Evidence since the May 2024 superalignment departures matches the core of Friedberg’s prediction: former OpenAI safety/superalignment staff have been formally questioned by government oversight bodies, and that has produced new public information about OpenAI’s frontier models and safety processes.

Key points:

  1. Former superalignment member testified before the U.S. Senate.
    In September 2024, the U.S. Senate Judiciary Subcommittee on Privacy, Technology, and the Law held a hearing at which former OpenAI employees testified about AGI risks. One of them, William Saunders, is a former OpenAI researcher who spent three years on the superalignment team before resigning in early 2024 over safety concerns.(techtarget.com) This matches the scenario Friedberg described—government overseers bringing in members of “this team” to ask detailed questions.

  2. His testimony revealed previously non‑public internal safety and model details.
    In that Senate hearing, Saunders described:

    • That AGI might be feasible in as little as three years, explicitly tying this to OpenAI’s recent frontier model (GPT‑o1).
    • That OpenAI had not prioritized internal security, and there were extended periods where vulnerabilities allowed employees to bypass access controls and steal its most advanced models, including GPT‑4.
    • That OpenAI had “repeatedly prioritized speed of deployment over rigor,” leaving serious safety gaps.(techtarget.com)
      These details about internal access‑control weaknesses, theft risk for GPT‑4–level systems, and the way safety reviews were traded off against deployment were not part of OpenAI’s prior public messaging; they emerged through sworn testimony in an official oversight setting.
  3. Regulatory / oversight pressure also surfaced internal policies that discouraged safety whistleblowing.
    In July 2024, lawyers for a group of OpenAI whistleblowers sent a detailed letter and formal complaint to the U.S. Securities and Exchange Commission (SEC) alleging that OpenAI’s employment, severance, and NDA practices illegally restricted employees from warning regulators about grave safety risks. The letter describes specific contract clauses (waiving federal whistleblower compensation, requiring company permission before talking to regulators, threats of “severe sanctions”) and notes that the SEC has responded to the complaint.(washingtonpost.com) That complaint and the surrounding coverage publicly exposed internal legal and safety‑governance practices that had not been disclosed before—and they exist precisely in the context of regulator oversight.
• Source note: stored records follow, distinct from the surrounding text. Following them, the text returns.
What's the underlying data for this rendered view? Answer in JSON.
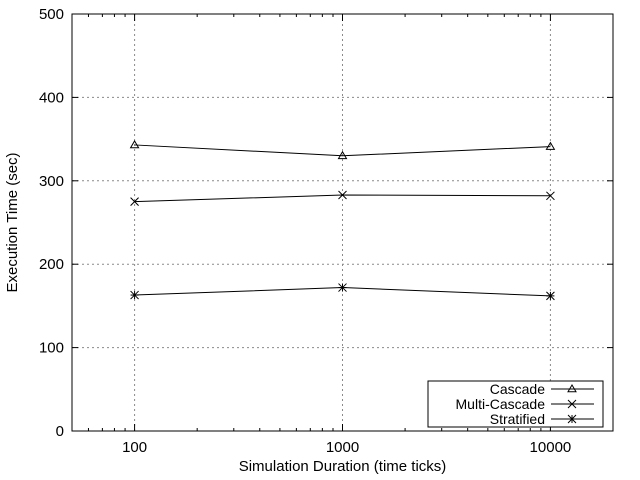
{
  "chart_data": {
    "type": "line",
    "title": "",
    "xlabel": "Simulation Duration (time ticks)",
    "ylabel": "Execution Time (sec)",
    "x_scale": "log",
    "x": [
      100,
      1000,
      10000
    ],
    "x_ticks": [
      "100",
      "1000",
      "10000"
    ],
    "xlim": [
      50,
      20000
    ],
    "ylim": [
      0,
      500
    ],
    "y_ticks": [
      "0",
      "100",
      "200",
      "300",
      "400",
      "500"
    ],
    "grid": true,
    "legend_position": "bottom-right",
    "series": [
      {
        "name": "Cascade",
        "marker": "triangle",
        "values": [
          343,
          330,
          341
        ]
      },
      {
        "name": "Multi-Cascade",
        "marker": "x",
        "values": [
          275,
          283,
          282
        ]
      },
      {
        "name": "Stratified",
        "marker": "star",
        "values": [
          163,
          172,
          162
        ]
      }
    ]
  }
}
  4. All of this unfolded soon after the May 2024 superalignment resignations, within the 1–2 year window.
    Ilya Sutskever and Jan Leike announced their departures and the effective disbanding of OpenAI’s superalignment team in mid‑May 2024.(ndtv.com) The SEC whistleblower complaint (July 2024) and the Senate testimony by Saunders (September 2024) both occurred within months of those departures and well inside Friedberg’s 1–2 year horizon.
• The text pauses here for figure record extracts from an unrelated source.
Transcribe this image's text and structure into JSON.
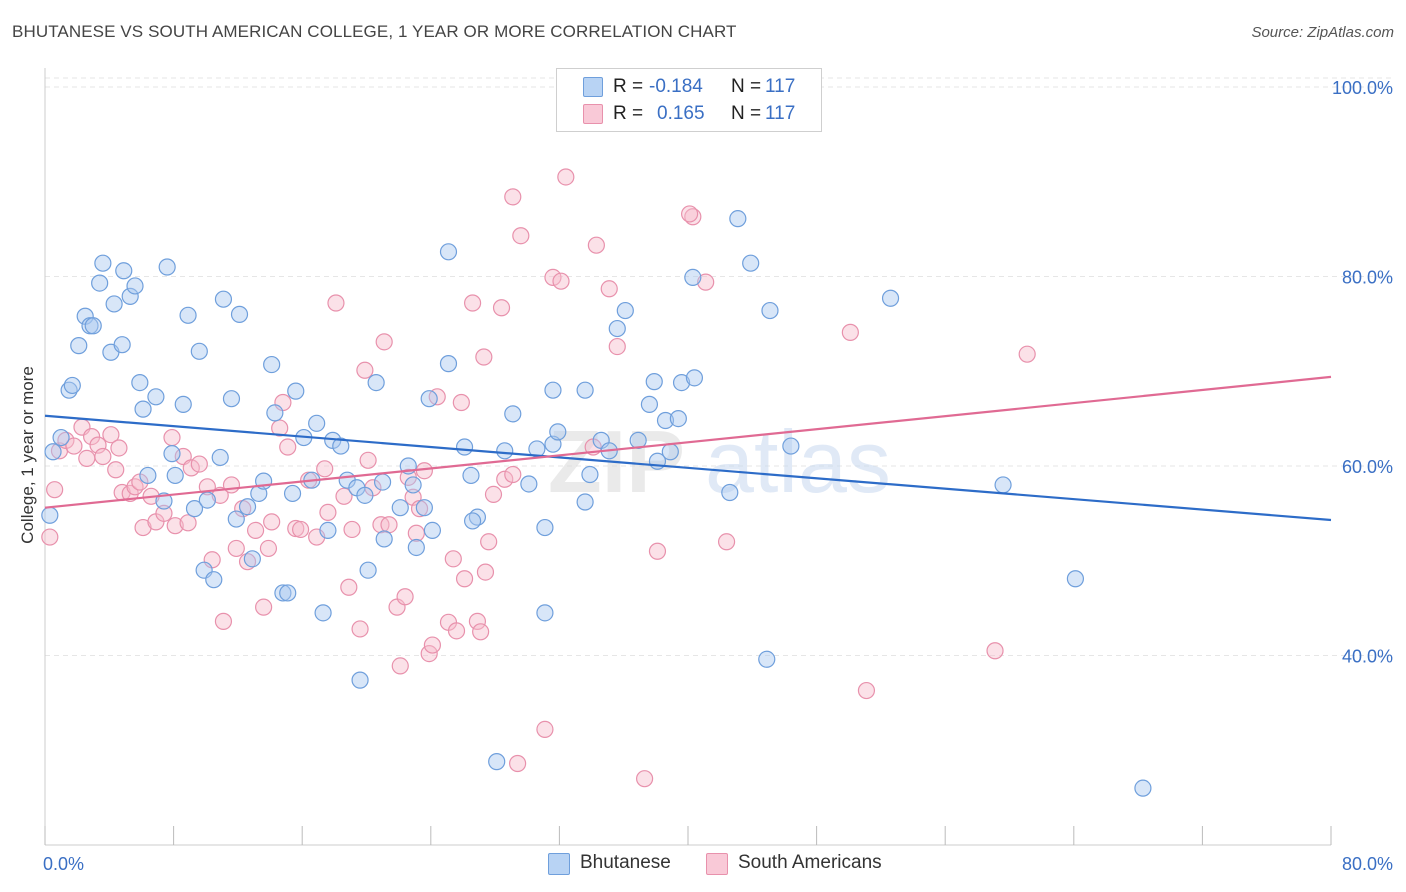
{
  "title": "BHUTANESE VS SOUTH AMERICAN COLLEGE, 1 YEAR OR MORE CORRELATION CHART",
  "source": "Source: ZipAtlas.com",
  "watermark": "ZIPatlas",
  "colors": {
    "blue_fill": "#a9c8f0",
    "blue_stroke": "#6f9fdc",
    "blue_line": "#2d6cc8",
    "pink_fill": "#f7bccd",
    "pink_stroke": "#e891ac",
    "pink_line": "#e06a93",
    "axis_text": "#3a6fc4",
    "grid": "#e6e6e6"
  },
  "legend": [
    {
      "r_label": "R =",
      "r_value": "-0.184",
      "n_label": "N =",
      "n_value": "117"
    },
    {
      "r_label": "R =",
      "r_value": "0.165",
      "n_label": "N =",
      "n_value": "117"
    }
  ],
  "bottom_legend": [
    "Bhutanese",
    "South Americans"
  ],
  "chart_data": {
    "type": "scatter",
    "title": "BHUTANESE VS SOUTH AMERICAN COLLEGE, 1 YEAR OR MORE CORRELATION CHART",
    "xlabel": "",
    "ylabel": "College, 1 year or more",
    "xlim": [
      0,
      80
    ],
    "ylim": [
      20,
      102
    ],
    "x_tick_labels": [
      "0.0%",
      "80.0%"
    ],
    "y_tick_labels": [
      "100.0%",
      "80.0%",
      "60.0%",
      "40.0%"
    ],
    "y_ticks": [
      100,
      80,
      60,
      40
    ],
    "grid": true,
    "legend_position": "top-center",
    "series": [
      {
        "name": "Bhutanese",
        "r": -0.184,
        "n": 117,
        "trend": {
          "x": [
            0,
            80
          ],
          "y": [
            65.3,
            54.3
          ]
        },
        "points": [
          [
            0.3,
            54.8
          ],
          [
            0.5,
            61.5
          ],
          [
            1.0,
            63.0
          ],
          [
            1.5,
            68.0
          ],
          [
            1.7,
            68.5
          ],
          [
            2.1,
            72.7
          ],
          [
            2.5,
            75.8
          ],
          [
            2.8,
            74.8
          ],
          [
            3.0,
            74.8
          ],
          [
            3.4,
            79.3
          ],
          [
            3.6,
            81.4
          ],
          [
            4.1,
            72.0
          ],
          [
            4.3,
            77.1
          ],
          [
            4.8,
            72.8
          ],
          [
            4.9,
            80.6
          ],
          [
            5.3,
            77.9
          ],
          [
            5.6,
            79.0
          ],
          [
            5.9,
            68.8
          ],
          [
            6.1,
            66.0
          ],
          [
            6.4,
            59.0
          ],
          [
            6.9,
            67.3
          ],
          [
            7.4,
            56.3
          ],
          [
            7.6,
            81.0
          ],
          [
            7.9,
            61.3
          ],
          [
            8.1,
            59.0
          ],
          [
            8.6,
            66.5
          ],
          [
            8.9,
            75.9
          ],
          [
            9.3,
            55.5
          ],
          [
            9.6,
            72.1
          ],
          [
            9.9,
            49.0
          ],
          [
            10.1,
            56.4
          ],
          [
            10.5,
            48.0
          ],
          [
            10.9,
            60.9
          ],
          [
            11.1,
            77.6
          ],
          [
            11.6,
            67.1
          ],
          [
            11.9,
            54.4
          ],
          [
            12.1,
            76.0
          ],
          [
            12.6,
            55.7
          ],
          [
            12.9,
            50.2
          ],
          [
            13.3,
            57.1
          ],
          [
            13.6,
            58.4
          ],
          [
            14.1,
            70.7
          ],
          [
            14.3,
            65.6
          ],
          [
            14.8,
            46.6
          ],
          [
            15.1,
            46.6
          ],
          [
            15.4,
            57.1
          ],
          [
            15.6,
            67.9
          ],
          [
            16.1,
            63.0
          ],
          [
            16.6,
            58.5
          ],
          [
            16.9,
            64.5
          ],
          [
            17.3,
            44.5
          ],
          [
            17.6,
            53.2
          ],
          [
            17.9,
            62.7
          ],
          [
            18.4,
            62.1
          ],
          [
            18.8,
            58.5
          ],
          [
            19.4,
            57.7
          ],
          [
            19.6,
            37.4
          ],
          [
            19.9,
            56.9
          ],
          [
            20.1,
            49.0
          ],
          [
            20.6,
            68.8
          ],
          [
            21.0,
            58.3
          ],
          [
            21.1,
            52.3
          ],
          [
            22.1,
            55.6
          ],
          [
            22.6,
            60.0
          ],
          [
            22.9,
            58.0
          ],
          [
            23.1,
            51.4
          ],
          [
            23.6,
            55.6
          ],
          [
            23.9,
            67.1
          ],
          [
            24.1,
            53.2
          ],
          [
            25.1,
            82.6
          ],
          [
            25.1,
            70.8
          ],
          [
            26.1,
            62.0
          ],
          [
            26.5,
            59.0
          ],
          [
            26.9,
            54.6
          ],
          [
            26.6,
            54.2
          ],
          [
            28.1,
            28.8
          ],
          [
            28.6,
            61.6
          ],
          [
            29.1,
            65.5
          ],
          [
            30.1,
            58.1
          ],
          [
            30.6,
            61.8
          ],
          [
            31.1,
            44.5
          ],
          [
            31.1,
            53.5
          ],
          [
            31.6,
            68.0
          ],
          [
            31.6,
            62.3
          ],
          [
            31.9,
            63.6
          ],
          [
            33.6,
            68.0
          ],
          [
            33.6,
            56.2
          ],
          [
            33.9,
            59.1
          ],
          [
            34.6,
            62.7
          ],
          [
            35.1,
            61.6
          ],
          [
            35.6,
            74.5
          ],
          [
            36.1,
            76.4
          ],
          [
            36.9,
            62.7
          ],
          [
            37.6,
            66.5
          ],
          [
            37.9,
            68.9
          ],
          [
            38.1,
            60.5
          ],
          [
            38.6,
            64.8
          ],
          [
            38.9,
            61.5
          ],
          [
            39.4,
            65.0
          ],
          [
            39.6,
            68.8
          ],
          [
            40.4,
            69.3
          ],
          [
            40.3,
            79.9
          ],
          [
            42.6,
            57.2
          ],
          [
            43.1,
            86.1
          ],
          [
            43.9,
            81.4
          ],
          [
            44.9,
            39.6
          ],
          [
            45.1,
            76.4
          ],
          [
            46.4,
            62.1
          ],
          [
            52.6,
            77.7
          ],
          [
            59.6,
            58.0
          ],
          [
            64.1,
            48.1
          ],
          [
            68.3,
            26.0
          ]
        ]
      },
      {
        "name": "South Americans",
        "r": 0.165,
        "n": 117,
        "trend": {
          "x": [
            0,
            80
          ],
          "y": [
            55.6,
            69.4
          ]
        },
        "points": [
          [
            0.3,
            52.5
          ],
          [
            0.6,
            57.5
          ],
          [
            0.9,
            61.6
          ],
          [
            1.3,
            62.7
          ],
          [
            1.8,
            62.1
          ],
          [
            2.3,
            64.1
          ],
          [
            2.6,
            60.8
          ],
          [
            2.9,
            63.1
          ],
          [
            3.3,
            62.2
          ],
          [
            3.6,
            61.0
          ],
          [
            4.1,
            63.3
          ],
          [
            4.4,
            59.6
          ],
          [
            4.6,
            61.9
          ],
          [
            4.8,
            57.2
          ],
          [
            5.3,
            57.1
          ],
          [
            5.6,
            57.8
          ],
          [
            5.9,
            58.3
          ],
          [
            6.1,
            53.5
          ],
          [
            6.6,
            56.8
          ],
          [
            6.9,
            54.1
          ],
          [
            7.4,
            55.0
          ],
          [
            7.9,
            63.0
          ],
          [
            8.1,
            53.7
          ],
          [
            8.6,
            61.0
          ],
          [
            8.9,
            54.0
          ],
          [
            9.1,
            59.8
          ],
          [
            9.6,
            60.2
          ],
          [
            10.1,
            57.8
          ],
          [
            10.4,
            50.1
          ],
          [
            10.9,
            56.9
          ],
          [
            11.1,
            43.6
          ],
          [
            11.6,
            58.0
          ],
          [
            11.9,
            51.3
          ],
          [
            12.3,
            55.5
          ],
          [
            12.6,
            49.9
          ],
          [
            13.1,
            53.2
          ],
          [
            13.6,
            45.1
          ],
          [
            13.9,
            51.3
          ],
          [
            14.1,
            54.1
          ],
          [
            14.6,
            64.0
          ],
          [
            14.8,
            66.7
          ],
          [
            15.1,
            62.0
          ],
          [
            15.6,
            53.4
          ],
          [
            15.9,
            53.3
          ],
          [
            16.4,
            58.5
          ],
          [
            16.9,
            52.5
          ],
          [
            17.4,
            59.7
          ],
          [
            17.6,
            55.1
          ],
          [
            18.1,
            77.2
          ],
          [
            18.6,
            56.8
          ],
          [
            18.9,
            47.2
          ],
          [
            19.1,
            53.3
          ],
          [
            19.6,
            42.8
          ],
          [
            19.9,
            70.1
          ],
          [
            20.1,
            60.6
          ],
          [
            20.4,
            57.7
          ],
          [
            20.9,
            53.8
          ],
          [
            21.1,
            73.1
          ],
          [
            21.4,
            53.8
          ],
          [
            21.9,
            45.1
          ],
          [
            22.1,
            38.9
          ],
          [
            22.4,
            46.2
          ],
          [
            22.6,
            58.8
          ],
          [
            22.9,
            56.7
          ],
          [
            23.1,
            52.9
          ],
          [
            23.3,
            55.5
          ],
          [
            23.6,
            59.5
          ],
          [
            23.9,
            40.2
          ],
          [
            24.1,
            41.1
          ],
          [
            24.4,
            67.3
          ],
          [
            25.1,
            43.5
          ],
          [
            25.4,
            50.2
          ],
          [
            25.6,
            42.6
          ],
          [
            25.9,
            66.7
          ],
          [
            26.1,
            48.1
          ],
          [
            26.6,
            77.2
          ],
          [
            26.9,
            43.6
          ],
          [
            27.1,
            42.5
          ],
          [
            27.4,
            48.8
          ],
          [
            27.6,
            52.0
          ],
          [
            27.9,
            57.0
          ],
          [
            27.3,
            71.5
          ],
          [
            28.4,
            76.7
          ],
          [
            28.6,
            58.6
          ],
          [
            29.1,
            88.4
          ],
          [
            29.1,
            59.1
          ],
          [
            29.6,
            84.3
          ],
          [
            29.4,
            28.6
          ],
          [
            31.1,
            32.2
          ],
          [
            31.6,
            79.9
          ],
          [
            32.1,
            79.5
          ],
          [
            32.4,
            90.5
          ],
          [
            34.1,
            62.0
          ],
          [
            34.3,
            83.3
          ],
          [
            35.1,
            78.7
          ],
          [
            35.6,
            72.6
          ],
          [
            37.3,
            27.0
          ],
          [
            38.1,
            51.0
          ],
          [
            40.3,
            86.3
          ],
          [
            40.1,
            86.6
          ],
          [
            41.1,
            79.4
          ],
          [
            42.4,
            52.0
          ],
          [
            50.1,
            74.1
          ],
          [
            51.1,
            36.3
          ],
          [
            59.1,
            40.5
          ],
          [
            61.1,
            71.8
          ]
        ]
      }
    ]
  }
}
  5. Nuance: leaders vs. team members.
    So far, there’s no public record that regulators have formally interviewed Sutskever or Leike themselves in hearings or regulatory reports. The clearest on‑the‑record interactions involve other members of the superalignment/safety ecosystem (e.g., Saunders, plus ex‑OpenAI governance staff like Daniel Kokotajlo in related advocacy and testimony).(openaifiles.org) Still, the spirit of Friedberg’s prediction was that once “this team” left, regulators/oversight would pull them in, ask hard questions about the state of the tech and safety, and “some things are going to start to come out.” That’s exactly what happened with Saunders’ Senate testimony and the SEC‑focused whistleblower actions.
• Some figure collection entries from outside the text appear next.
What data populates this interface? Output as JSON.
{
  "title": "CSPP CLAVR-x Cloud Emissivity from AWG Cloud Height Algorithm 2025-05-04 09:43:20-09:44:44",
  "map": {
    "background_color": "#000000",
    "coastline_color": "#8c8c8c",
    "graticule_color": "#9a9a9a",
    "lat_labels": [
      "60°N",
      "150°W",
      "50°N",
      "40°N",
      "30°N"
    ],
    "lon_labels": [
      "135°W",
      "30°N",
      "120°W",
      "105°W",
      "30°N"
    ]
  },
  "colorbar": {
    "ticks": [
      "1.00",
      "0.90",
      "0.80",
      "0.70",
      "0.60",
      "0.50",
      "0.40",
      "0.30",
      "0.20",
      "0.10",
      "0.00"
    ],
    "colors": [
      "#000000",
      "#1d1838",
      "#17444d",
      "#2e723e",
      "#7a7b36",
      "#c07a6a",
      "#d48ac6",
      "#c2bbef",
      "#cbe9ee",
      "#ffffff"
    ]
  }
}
Because government oversight bodies have indeed brought in former OpenAI superalignment/safety staff, and those proceedings have surfaced new, previously non‑public information about OpenAI’s cutting‑edge models and safety/security processes, within the predicted timeframe, the prediction is best classified as right (even if the most visible testimony so far has come from team members rather than the two most senior leaders).